Little Italy (Italian: Piccola Italia) is a neighborhood in Lower Manhattan, New York City, once known for its large population of Italian Americans. Today the neighborhood consists of only a few Italian stores and restaurants. It is bounded on the west by Tribeca and Soho, on the south by Chinatown, on the east by the Bowery and Lower East Side, and on the north by Nolita.
The New York Times sent its reporters to characterize the Little Italy/Mulberry neighborhood in May 1896:
They are laborers; toilers in all grades of manual work; they are artisans, they are junkman, and here, too, dwell the rag pickers. … There is a monster colony of Italians who might be termed the commercial or shop keeping community of the Latins. Here are all sorts of stores, pensions, groceries, fruit emporiums, tailors, shoemakers, wine merchants, importers, musical instrument makers. … There are notaries, lawyers, doctors, apothecaries, undertakers. … There are more bankers among the Italians than among any other foreigners except the Germans in the city.

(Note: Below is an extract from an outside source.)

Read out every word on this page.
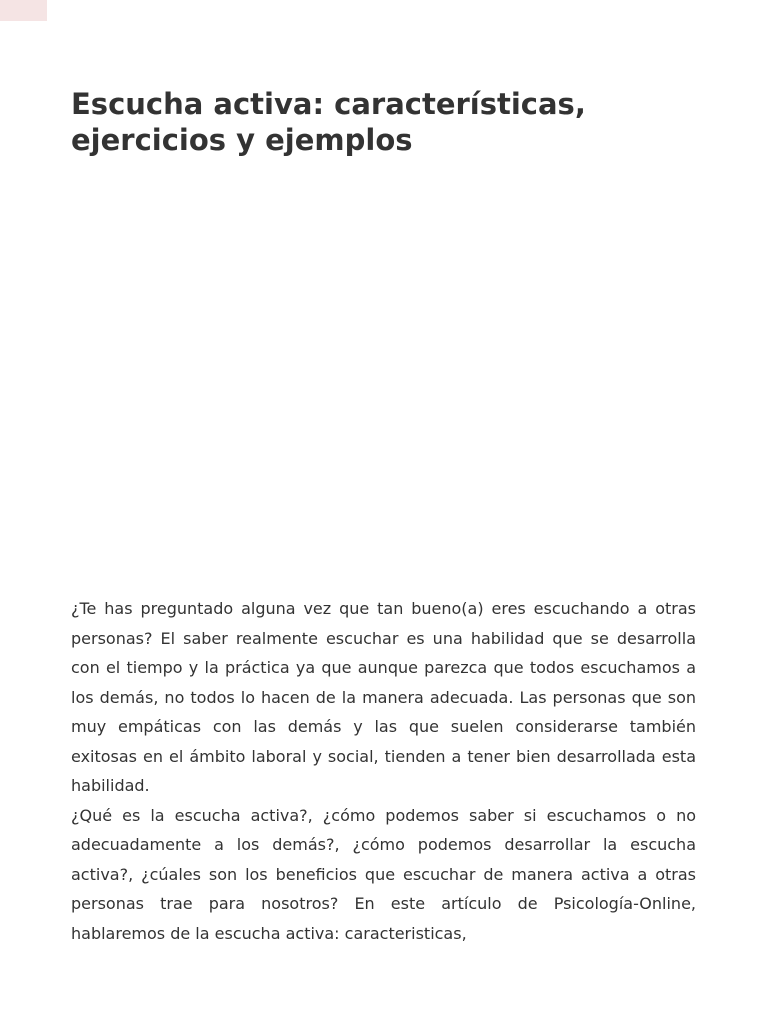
Escucha activa: características, ejercicios y ejemplos

¿Te has preguntado alguna vez que tan bueno(a) eres escuchando a otras personas? El saber realmente escuchar es una habilidad que se desarrolla con el tiempo y la práctica ya que aunque parezca que todos escuchamos a los demás, no todos lo hacen de la manera adecuada. Las personas que son muy empáticas con las demás y las que suelen considerarse también exitosas en el ámbito laboral y social, tienden a tener bien desarrollada esta habilidad.

¿Qué es la escucha activa?, ¿cómo podemos saber si escuchamos o no adecuadamente a los demás?, ¿cómo podemos desarrollar la escucha activa?, ¿cúales son los beneficios que escuchar de manera activa a otras personas trae para nosotros? En este artículo de Psicología-Online, hablaremos de la escucha activa: caracteristicas,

As of the 2000 U.S. Census, 1,211 residents claiming Italian ancestry lived in three census tracts that make up Little Italy. Those residents comprise 8.25% of the population in the community, which is similar to the proportion of those of Italian ancestry throughout New York City. Bill Tonelli of New York magazine contrasted Little Italy with the Manhattan Chinatown; in 2000, of the residents of the portions of Chinatown south of Grand Street, 81% were of Chinese origins.
In 2004, Tonelli revisited the issue, saying, “Little Italy may always endure as an open-air theme park of nineteenth- and twentieth-century European immigration to the Lower East Side … But you’ll spend a long time in the neighborhood before you hear anyone speak Italian, and then the speaker will be a tourist from Milan.” Tonelli added, “You have to slow your gaze to find the neighbors in this neighborhood, because they’re so overwhelmed and outnumbered by the tourists. But once you focus, you can see them, standing (or sitting) in the interstices, taking in the scene, like the group of men, mostly senior citizens, loitering contentedly under an awning on Mulberry Street.”